I used the Join-Up method and soon Casper was following me around the arena like a lamb. He stood in the centre while I put on the bridle, piece by piece I remember as he wasn’t too keen on it. He showed no resistance to the saddle though. Within a couple of weeks I was up on his back. I decided that I wouldn’t try to get up on him after 30 minutes as Monty Roberts’s rider does in his demonstrations as there was no need to rush the horse and I didn’t want to take any chances on my own.

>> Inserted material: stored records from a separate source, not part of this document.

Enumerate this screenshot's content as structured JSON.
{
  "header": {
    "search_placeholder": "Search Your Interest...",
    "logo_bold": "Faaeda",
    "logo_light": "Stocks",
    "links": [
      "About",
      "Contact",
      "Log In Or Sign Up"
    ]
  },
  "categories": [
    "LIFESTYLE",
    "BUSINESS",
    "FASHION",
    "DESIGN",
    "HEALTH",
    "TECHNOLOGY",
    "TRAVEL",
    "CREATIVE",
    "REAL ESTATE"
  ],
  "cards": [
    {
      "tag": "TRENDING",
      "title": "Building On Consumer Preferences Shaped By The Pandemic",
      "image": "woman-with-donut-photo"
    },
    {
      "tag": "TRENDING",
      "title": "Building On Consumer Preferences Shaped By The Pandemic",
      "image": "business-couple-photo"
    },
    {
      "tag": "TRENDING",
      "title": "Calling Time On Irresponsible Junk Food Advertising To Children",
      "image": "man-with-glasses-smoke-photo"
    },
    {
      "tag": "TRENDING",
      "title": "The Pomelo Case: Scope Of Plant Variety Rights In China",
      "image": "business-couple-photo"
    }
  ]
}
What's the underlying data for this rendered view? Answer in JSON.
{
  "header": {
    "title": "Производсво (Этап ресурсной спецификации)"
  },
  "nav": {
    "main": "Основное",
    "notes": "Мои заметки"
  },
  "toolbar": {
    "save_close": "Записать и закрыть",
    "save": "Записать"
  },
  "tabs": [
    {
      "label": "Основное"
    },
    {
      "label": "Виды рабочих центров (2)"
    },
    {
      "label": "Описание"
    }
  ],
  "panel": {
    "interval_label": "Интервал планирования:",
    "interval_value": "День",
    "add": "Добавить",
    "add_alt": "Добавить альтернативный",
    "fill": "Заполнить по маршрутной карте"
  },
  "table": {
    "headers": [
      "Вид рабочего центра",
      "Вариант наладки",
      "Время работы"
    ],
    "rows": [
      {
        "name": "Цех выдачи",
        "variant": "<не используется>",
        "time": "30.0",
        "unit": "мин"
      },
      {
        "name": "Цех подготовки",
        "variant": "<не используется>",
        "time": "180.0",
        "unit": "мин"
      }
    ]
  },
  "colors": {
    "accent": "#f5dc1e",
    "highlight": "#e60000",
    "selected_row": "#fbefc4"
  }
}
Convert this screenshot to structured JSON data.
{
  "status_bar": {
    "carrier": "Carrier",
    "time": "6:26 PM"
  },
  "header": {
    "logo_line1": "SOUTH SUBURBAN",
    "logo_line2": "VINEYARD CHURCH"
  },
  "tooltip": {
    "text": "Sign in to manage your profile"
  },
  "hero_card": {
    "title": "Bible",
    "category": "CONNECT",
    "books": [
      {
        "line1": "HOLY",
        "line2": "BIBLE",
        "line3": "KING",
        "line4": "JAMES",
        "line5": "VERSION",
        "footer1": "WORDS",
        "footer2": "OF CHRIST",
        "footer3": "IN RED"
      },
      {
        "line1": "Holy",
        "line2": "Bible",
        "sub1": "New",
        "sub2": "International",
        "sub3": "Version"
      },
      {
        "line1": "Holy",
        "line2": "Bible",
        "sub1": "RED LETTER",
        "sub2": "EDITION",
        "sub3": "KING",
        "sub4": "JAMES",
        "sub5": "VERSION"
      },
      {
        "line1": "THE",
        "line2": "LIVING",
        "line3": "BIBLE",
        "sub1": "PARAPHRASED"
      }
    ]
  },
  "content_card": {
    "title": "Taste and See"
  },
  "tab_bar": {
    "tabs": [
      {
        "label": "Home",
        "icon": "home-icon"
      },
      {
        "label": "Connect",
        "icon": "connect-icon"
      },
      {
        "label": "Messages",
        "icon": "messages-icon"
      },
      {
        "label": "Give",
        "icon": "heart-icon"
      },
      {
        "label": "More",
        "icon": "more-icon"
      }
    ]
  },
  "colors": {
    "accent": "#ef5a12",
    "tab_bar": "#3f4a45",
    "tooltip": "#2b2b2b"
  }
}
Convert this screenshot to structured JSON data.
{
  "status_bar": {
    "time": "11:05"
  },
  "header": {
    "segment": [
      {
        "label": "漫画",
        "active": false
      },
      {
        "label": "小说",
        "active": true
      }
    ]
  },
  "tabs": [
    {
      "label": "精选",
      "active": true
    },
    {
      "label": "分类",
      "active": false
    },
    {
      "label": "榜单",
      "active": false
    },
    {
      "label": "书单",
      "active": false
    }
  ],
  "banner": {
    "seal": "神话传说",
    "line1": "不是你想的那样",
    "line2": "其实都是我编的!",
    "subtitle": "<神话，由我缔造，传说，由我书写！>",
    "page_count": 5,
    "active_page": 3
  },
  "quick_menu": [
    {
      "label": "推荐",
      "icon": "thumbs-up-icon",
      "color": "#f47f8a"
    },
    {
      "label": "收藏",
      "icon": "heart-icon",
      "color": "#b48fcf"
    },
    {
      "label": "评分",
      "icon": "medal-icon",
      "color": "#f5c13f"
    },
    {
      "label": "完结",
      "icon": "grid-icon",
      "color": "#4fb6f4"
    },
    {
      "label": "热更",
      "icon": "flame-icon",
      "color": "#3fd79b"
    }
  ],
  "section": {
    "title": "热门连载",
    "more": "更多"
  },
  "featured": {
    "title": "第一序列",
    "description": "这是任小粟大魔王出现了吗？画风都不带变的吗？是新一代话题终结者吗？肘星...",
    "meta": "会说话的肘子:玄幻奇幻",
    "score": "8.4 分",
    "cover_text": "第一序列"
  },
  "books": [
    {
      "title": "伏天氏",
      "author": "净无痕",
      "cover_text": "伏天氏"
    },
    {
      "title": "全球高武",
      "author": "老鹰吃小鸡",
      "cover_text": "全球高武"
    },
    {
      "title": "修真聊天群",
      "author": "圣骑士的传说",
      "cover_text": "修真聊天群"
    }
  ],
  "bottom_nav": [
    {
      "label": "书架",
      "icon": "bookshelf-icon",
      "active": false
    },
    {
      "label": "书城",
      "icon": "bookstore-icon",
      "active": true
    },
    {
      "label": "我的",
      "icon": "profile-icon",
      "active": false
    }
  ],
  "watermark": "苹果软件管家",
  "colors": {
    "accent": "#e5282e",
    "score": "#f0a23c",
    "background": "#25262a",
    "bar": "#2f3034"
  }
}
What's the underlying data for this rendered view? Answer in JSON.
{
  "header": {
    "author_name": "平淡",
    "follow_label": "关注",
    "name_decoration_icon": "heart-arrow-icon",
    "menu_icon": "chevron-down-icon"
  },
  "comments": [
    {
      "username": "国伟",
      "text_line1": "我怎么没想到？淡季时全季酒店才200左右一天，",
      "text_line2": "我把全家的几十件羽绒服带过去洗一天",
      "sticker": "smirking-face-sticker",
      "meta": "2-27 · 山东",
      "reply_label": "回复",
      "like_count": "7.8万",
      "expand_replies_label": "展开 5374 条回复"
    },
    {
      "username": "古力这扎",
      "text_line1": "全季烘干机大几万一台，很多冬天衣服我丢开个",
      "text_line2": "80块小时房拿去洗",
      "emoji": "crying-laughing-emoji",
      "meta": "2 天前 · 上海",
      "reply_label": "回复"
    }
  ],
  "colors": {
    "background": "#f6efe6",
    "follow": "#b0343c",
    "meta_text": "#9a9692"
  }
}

While Casper’s temperament is that of a strong-minded, leader horse, he has always shown great affection for me and will gallop across the field whinneying when he sees me coming to catch him in an enthusiastic way that amuses many people. He can be very aggressive with other horses and sometimes tries to get the upper hand with me and other people but a quick session of Join-Up in the arena soon sorts him out in a kind but firm manner and he then follows us around. He is also the only horse I have ever had that will jump show jumps for fun by himself loose in the middle of the arena without them having to be placed along a fence or wall. He sometimes jumps a fence and then spins around and jumps it back the other way. He will then come back to me and wait to be congratulated.

I discovered after I bought him that the stallion he is by is extremely aggressive and cannot be handled by many people. He has to run down a chute from his stable into an arena where he covers the mares. His handlers resorted to this after he attacked a farrier and kicked him out of the stable. Casper’s dam must have been sweet-tempered because children are able to lead him in from the field but I am convinced that Monty Roberts’s Join-Up method was ideal for him.

POPPY
I bought a difficult but pretty 12 hh pony this year who had fallen into the wrong hands. She walked off a cattle lorry in a dealer friend’s yard, covered in cow dung with her tail down to the ground. It took my friend a week of scrubbing and washing to get her back to her original grey colour. She then phoned me to see if I would be interested in taking this little eight year old mare who was on her way to an unpleasant end when my friend spotted her. We knew nothing about her past and when I brought her home she stood in the back corner of the stable and shivered with fright when I went near her. She had obviously been badly abused.

I used Monty Roberts’s Join-Up method on her and she now canters up whinneying when she sees me coming. She loves coming into the stable and being groomed. However, she has a very dangerous habit of rearing and throwing herself to the ground when she is frightened of something but I now have her lungeing quietly with a mannekin (a fake rider made of clothes filled with sand bags) on her back. I hope to get a real rider on her before too long but am taking my time as the slightest fright sets her back. Poppy was obviously so terrified of her owners that she became very dangerous and it’s a good idea to take plenty of time with a pony like her.